Finns are working longer hours for lower pay.
Finns are working longer hours for lower pay.

Finland’s economic stewards, used to presenting bad news, are getting positively giddy. The self-described sick-man of Europe is now showing signs of real progress after years of tough budget cuts and tax increases. That may allow the country to avoid further austerity, its finance minister, Petteri Orpo, said in an interview in Helsinki.

“We have left recession clearly behind us,” Orpo said. “We’ve had a predictable economic policy and that’s starting to bring results,” Bloomberg reported.

Those results will likely mean a still modest expansion of 1.6% this year, accelerating from 1.4% last year, according to the Bank of Finland. But the economy is gaining a broader growth base, helped by a recovery in exports and a surprising revival in consumer confidence even as unemployment hovers at about 9%.

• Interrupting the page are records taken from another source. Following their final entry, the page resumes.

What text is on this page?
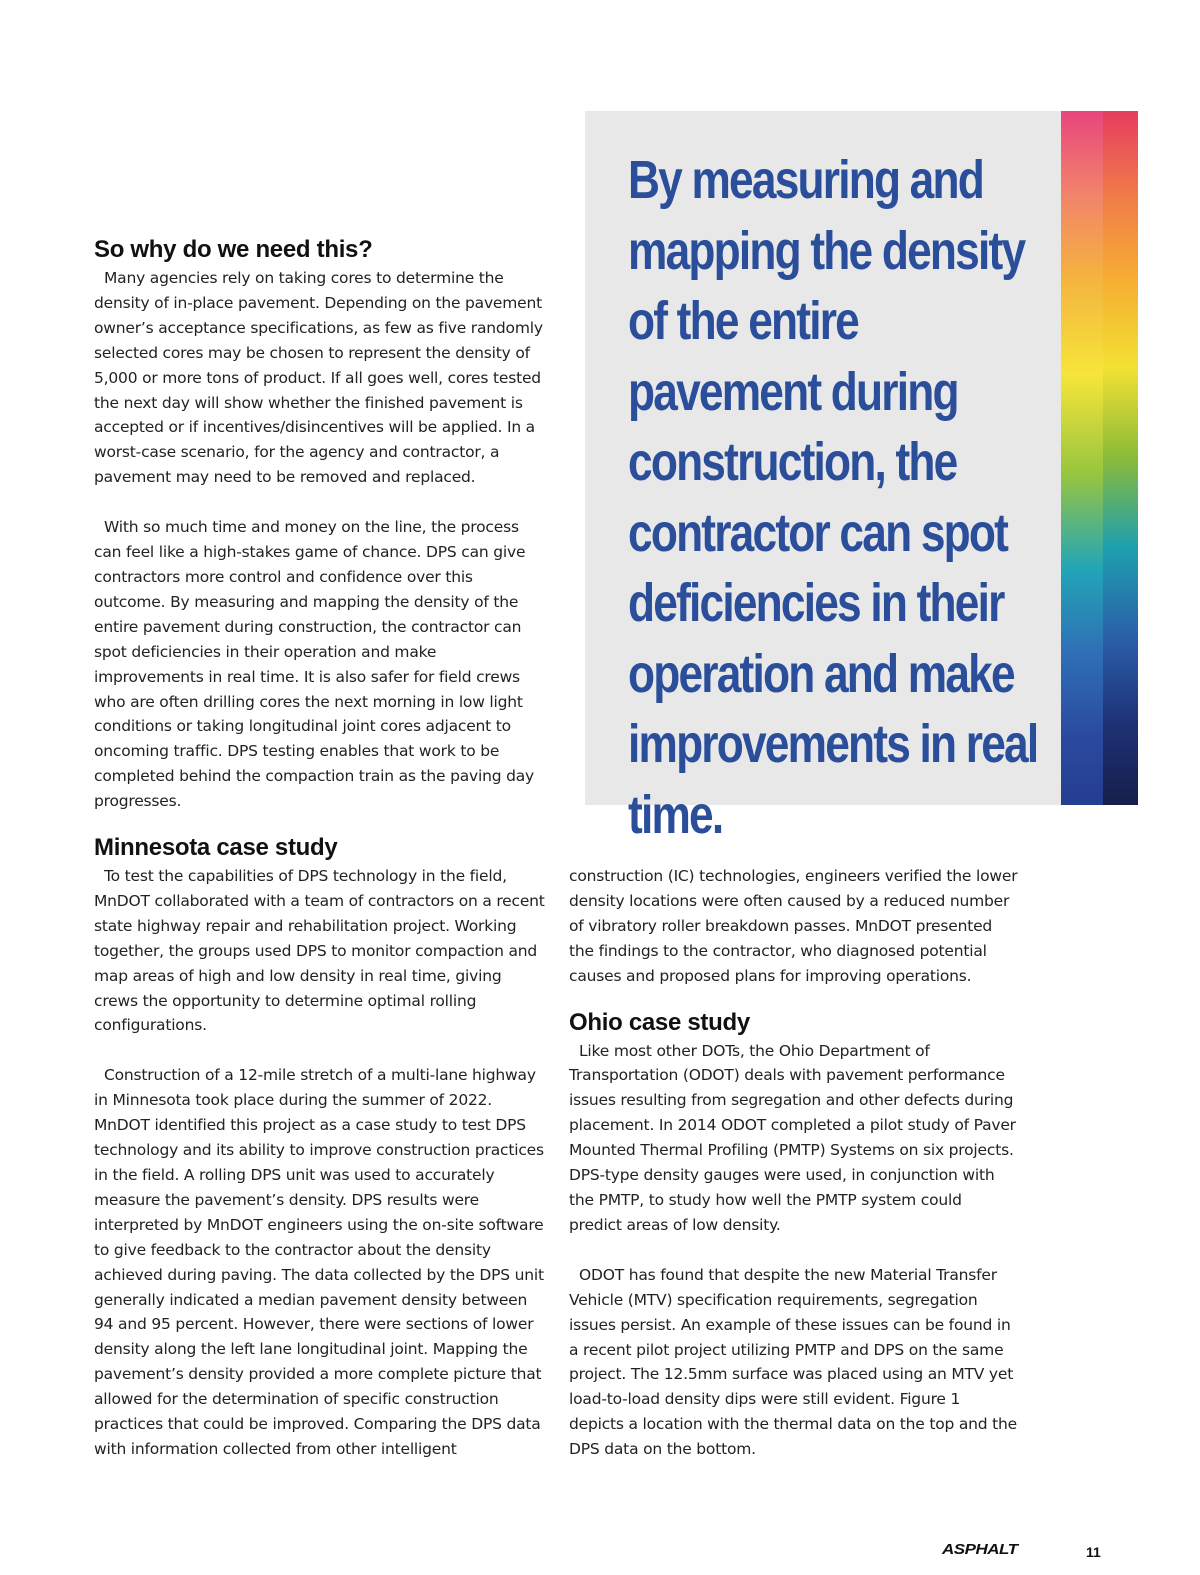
So why do we need this?

Many agencies rely on taking cores to determine the density of in-place pavement. Depending on the pavement owner’s acceptance specifications, as few as five randomly selected cores may be chosen to represent the density of 5,000 or more tons of product. If all goes well, cores tested the next day will show whether the finished pavement is accepted or if incentives/disincentives will be applied. In a worst-case scenario, for the agency and contractor, a pavement may need to be removed and replaced.

With so much time and money on the line, the process can feel like a high-stakes game of chance. DPS can give contractors more control and confidence over this outcome. By measuring and mapping the density of the entire pavement during construction, the contractor can spot deficiencies in their operation and make improvements in real time. It is also safer for field crews who are often drilling cores the next morning in low light conditions or taking longitudinal joint cores adjacent to oncoming traffic. DPS testing enables that work to be completed behind the compaction train as the paving day progresses.

By measuring and mapping the density of the entire pavement during construction, the contractor can spot deficiencies in their operation and make improvements in real time.

Minnesota case study

To test the capabilities of DPS technology in the field, MnDOT collaborated with a team of contractors on a recent state highway repair and rehabilitation project. Working together, the groups used DPS to monitor compaction and map areas of high and low density in real time, giving crews the opportunity to determine optimal rolling configurations.

Construction of a 12-mile stretch of a multi-lane highway in Minnesota took place during the summer of 2022. MnDOT identified this project as a case study to test DPS technology and its ability to improve construction practices in the field. A rolling DPS unit was used to accurately measure the pavement’s density. DPS results were interpreted by MnDOT engineers using the on-site software to give feedback to the contractor about the density achieved during paving. The data collected by the DPS unit generally indicated a median pavement density between 94 and 95 percent. However, there were sections of lower density along the left lane longitudinal joint. Mapping the pavement’s density provided a more complete picture that allowed for the determination of specific construction practices that could be improved. Comparing the DPS data with information collected from other intelligent

construction (IC) technologies, engineers verified the lower density locations were often caused by a reduced number of vibratory roller breakdown passes. MnDOT presented the findings to the contractor, who diagnosed potential causes and proposed plans for improving operations.

Ohio case study

Like most other DOTs, the Ohio Department of Transportation (ODOT) deals with pavement performance issues resulting from segregation and other defects during placement. In 2014 ODOT completed a pilot study of Paver Mounted Thermal Profiling (PMTP) Systems on six projects. DPS-type density gauges were used, in conjunction with the PMTP, to study how well the PMTP system could predict areas of low density.

ODOT has found that despite the new Material Transfer Vehicle (MTV) specification requirements, segregation issues persist. An example of these issues can be found in a recent pilot project utilizing PMTP and DPS on the same project. The 12.5mm surface was placed using an MTV yet load-to-load density dips were still evident. Figure 1 depicts a location with the thermal data on the top and the DPS data on the bottom.

ASPHALT	11
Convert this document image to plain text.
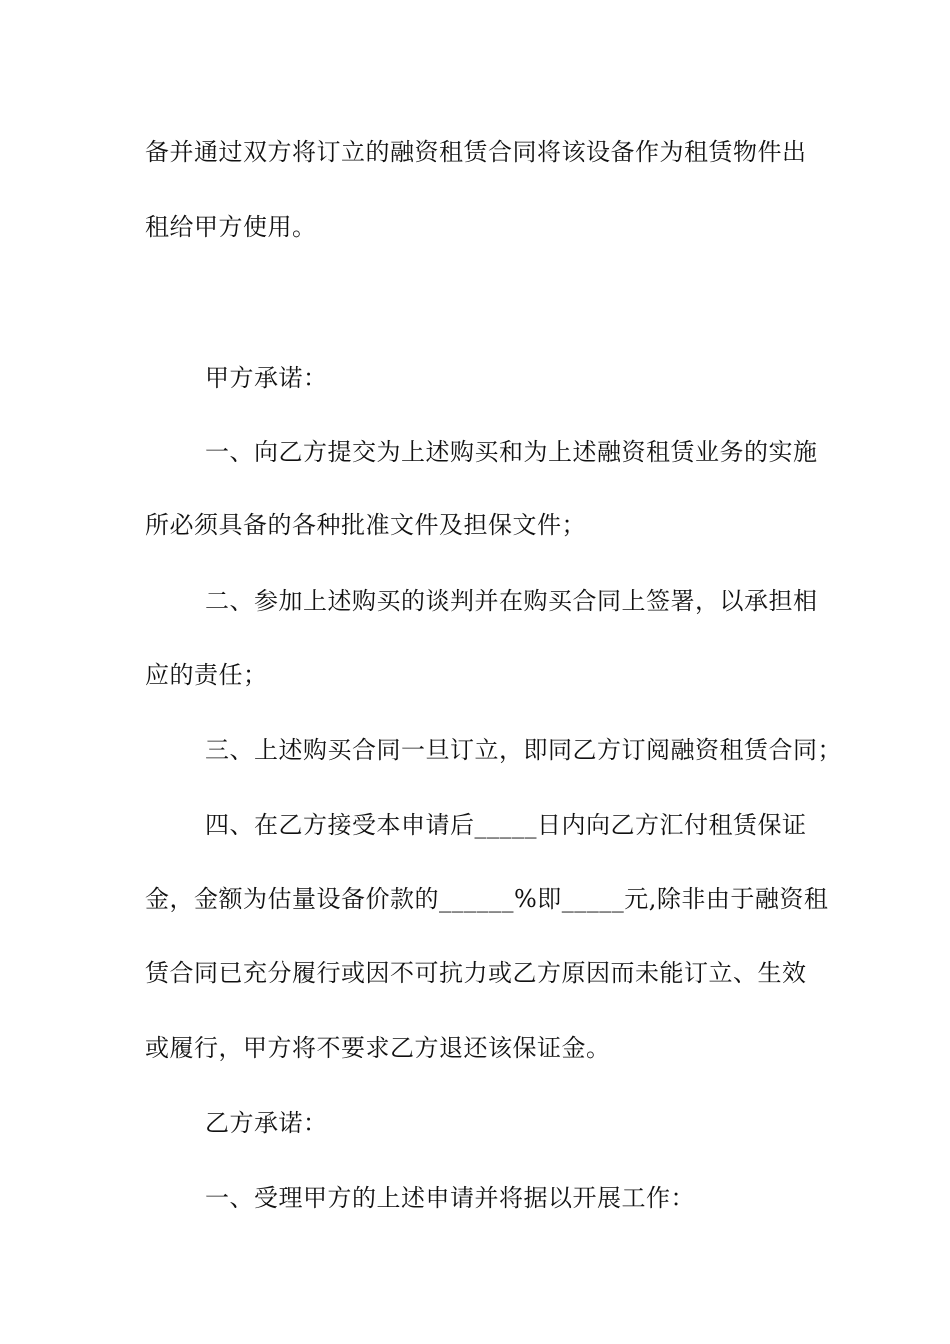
备并通过双方将订立的融资租赁合同将该设备作为租赁物件出
租给甲方使用。
甲方承诺：
一、向乙方提交为上述购买和为上述融资租赁业务的实施
所必须具备的各种批准文件及担保文件；
二、参加上述购买的谈判并在购买合同上签署，以承担相
应的责任；
三、上述购买合同一旦订立，即同乙方订阅融资租赁合同；
四、在乙方接受本申请后_____日内向乙方汇付租赁保证
金，金额为估量设备价款的______%即_____元,除非由于融资租
赁合同已充分履行或因不可抗力或乙方原因而未能订立、生效
或履行，甲方将不要求乙方退还该保证金。
乙方承诺：
一、受理甲方的上述申请并将据以开展工作：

The nation in 2015 exited a three-year recession, which was triggered by woes for Nokia Oyj, Finland’s paper-making industry and a sanctions-induced slump in Russia, at the time among Finland’s biggest trade partners. The government is now expecting a gain in exports, boosted by major investments coming in the car, pulp and ship-building industries.

Orpo says that the turnaround can partly be attributed to measures that have made Finnish products more competitive internationally. The government last year forced unions to accept an agreement to bring down labor costs by making Finns work longer hours and for lower pay.

The labor cost gap, which in 2015 was estimated to be 10% to 15% higher than its main competitors, will continue to narrow as wages are rising faster in key countries such as Sweden and Germany, Orpo said.

“We must now stick to salary moderation in order to not to lose the advantage we’ll get with labor pact,” he said. Wage talks spanning most industries next autumn will be “challenging”, he said.

While the time for dire measures may be coming to an end, Orpo says that more is still needed to get the country back on its feet and for the government to meet its fiscal targets. Raising the employment rate to 72% from about 68.9%, now is the key to solving imbalances, Orpo says.

The government is working on new measures to boost employment, including better matching of open vacancies and the unemployed. New jobs are often popping up in the urban areas in southern and western Finland, while the bulk of the unemployed live in remote areas in the east and the Arctic north.